Over the last ten years the profile of the packet traffic being carried has changed considerably, which has had a significant knock-on effect on the interrupt issue

  • Networks started carrying a greater load as organisations made increasing use of the Internet to empower their customers and their staff. Established networking wisdom dictates that IP networks become more inefficient and more unpredictable as they become more heavily loaded - which in turn makes them more difficult to manage, monitor and secure.
  • Networks started getting faster. The first Gigabit Ethernet network started to appear in the early 2000’s and have increasingly become ubiquitous, rapidly followed by 10Gb and even 40Gb networks. Even under the lightest of loads, these networks easily run in excess of 500Mb/s.
  • Network traffic has changed in size, composition and time sensitivity. IM and VoIP and video traffic, for example, have introduced new latency-sensitive protocols into the network mix. And as packet sizes have been reduced in an attempt to minimise latency, packet numbers have soared. This in turn has aggravated the I/O problem, resulting in NIC-based capture engines experiencing packet loss at even lower network speeds and loads.

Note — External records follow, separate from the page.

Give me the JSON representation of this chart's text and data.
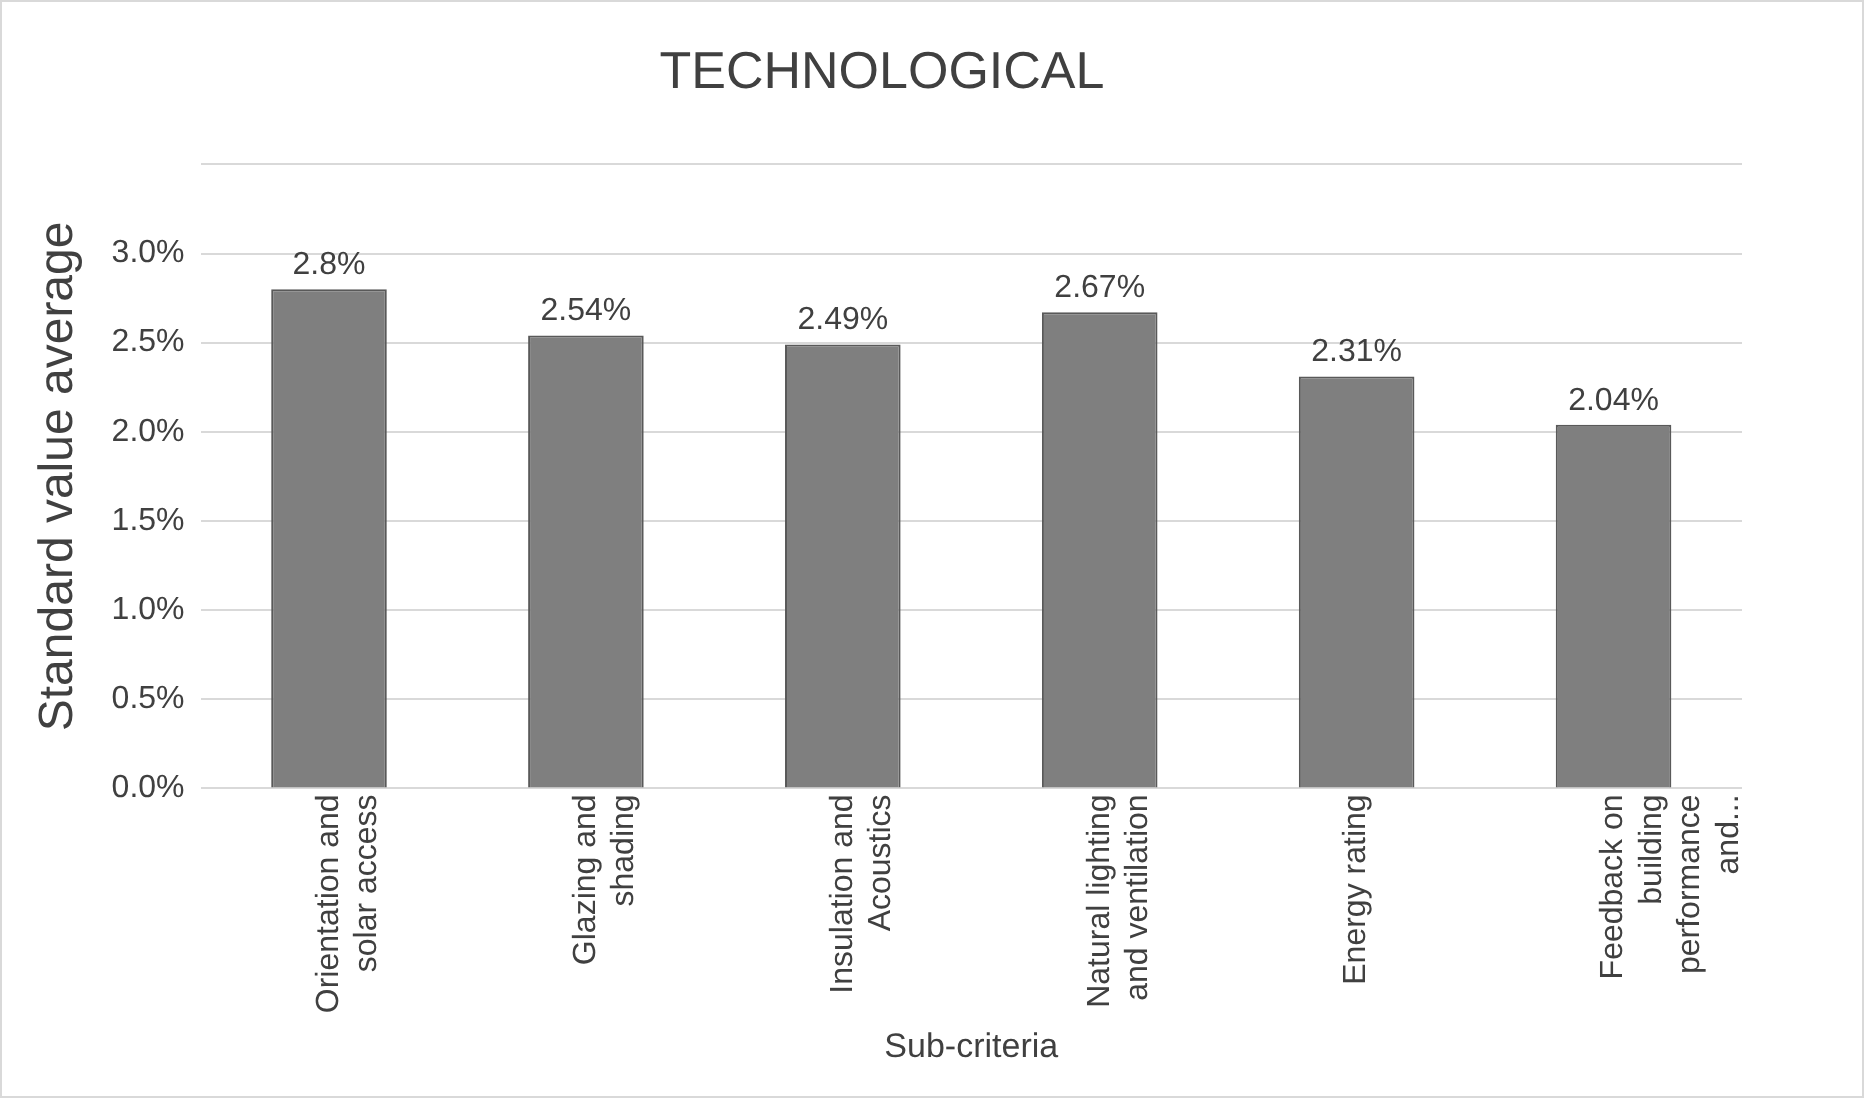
{
  "chart_data": {
    "type": "bar",
    "title": "TECHNOLOGICAL",
    "xlabel": "Sub-criteria",
    "ylabel": "Standard value average",
    "categories": [
      "Orientation and solar access",
      "Glazing and shading",
      "Insulation and Acoustics",
      "Natural lighting and ventilation",
      "Energy rating",
      "Feedback on building performance and..."
    ],
    "values": [
      2.8,
      2.54,
      2.49,
      2.67,
      2.31,
      2.04
    ],
    "value_labels": [
      "2.8%",
      "2.54%",
      "2.49%",
      "2.67%",
      "2.31%",
      "2.04%"
    ],
    "color": "#7f7f7f",
    "ylim": [
      0,
      3.5
    ],
    "yticks": [
      {
        "value": 0,
        "label": "0.0%"
      },
      {
        "value": 0.5,
        "label": "0.5%"
      },
      {
        "value": 1,
        "label": "1.0%"
      },
      {
        "value": 1.5,
        "label": "1.5%"
      },
      {
        "value": 2,
        "label": "2.0%"
      },
      {
        "value": 2.5,
        "label": "2.5%"
      },
      {
        "value": 3,
        "label": "3.0%"
      },
      {
        "value": 3.5,
        "label": null
      }
    ],
    "grid": "y"
  }
}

So how serious is the issue really?

Our research (using our Traffic Replay capability) suggests that many of the packet-based security, monitoring and measurement systems deployed across the globe today could be ‘missing’ anywhere between 25% and 40% of the traffic on their networks (depending on load and conditions). And often neither organisations nor their vendors even know it is happening.

So, what's the effect of this? Let's look at an example.

The Conficker worm is 57KB in size. Based on standard Ethernet frame size (1,518 bytes) Conficker is carried in approximate 37 packets, and any one of those could be the signature packet your IDS needs to see to trigger an alert.

On a link operating at 0.5Gb/s with even just a 0.00002% packet loss you could be dropping the very packet that contains the vital signature. So forget "5 nines" guarantees about the reliability of your traffic capture engine - nothing less than 100% capture is really safe.

Where does this leave us?

The upshot is that a new 'next generation' approach to packet capture and analysis is required to support organisations that run fast, complex networks and have an absolute need to capture 100% of network traffic. At Endace, we've spent the last 10 years perfecting just such an architecture.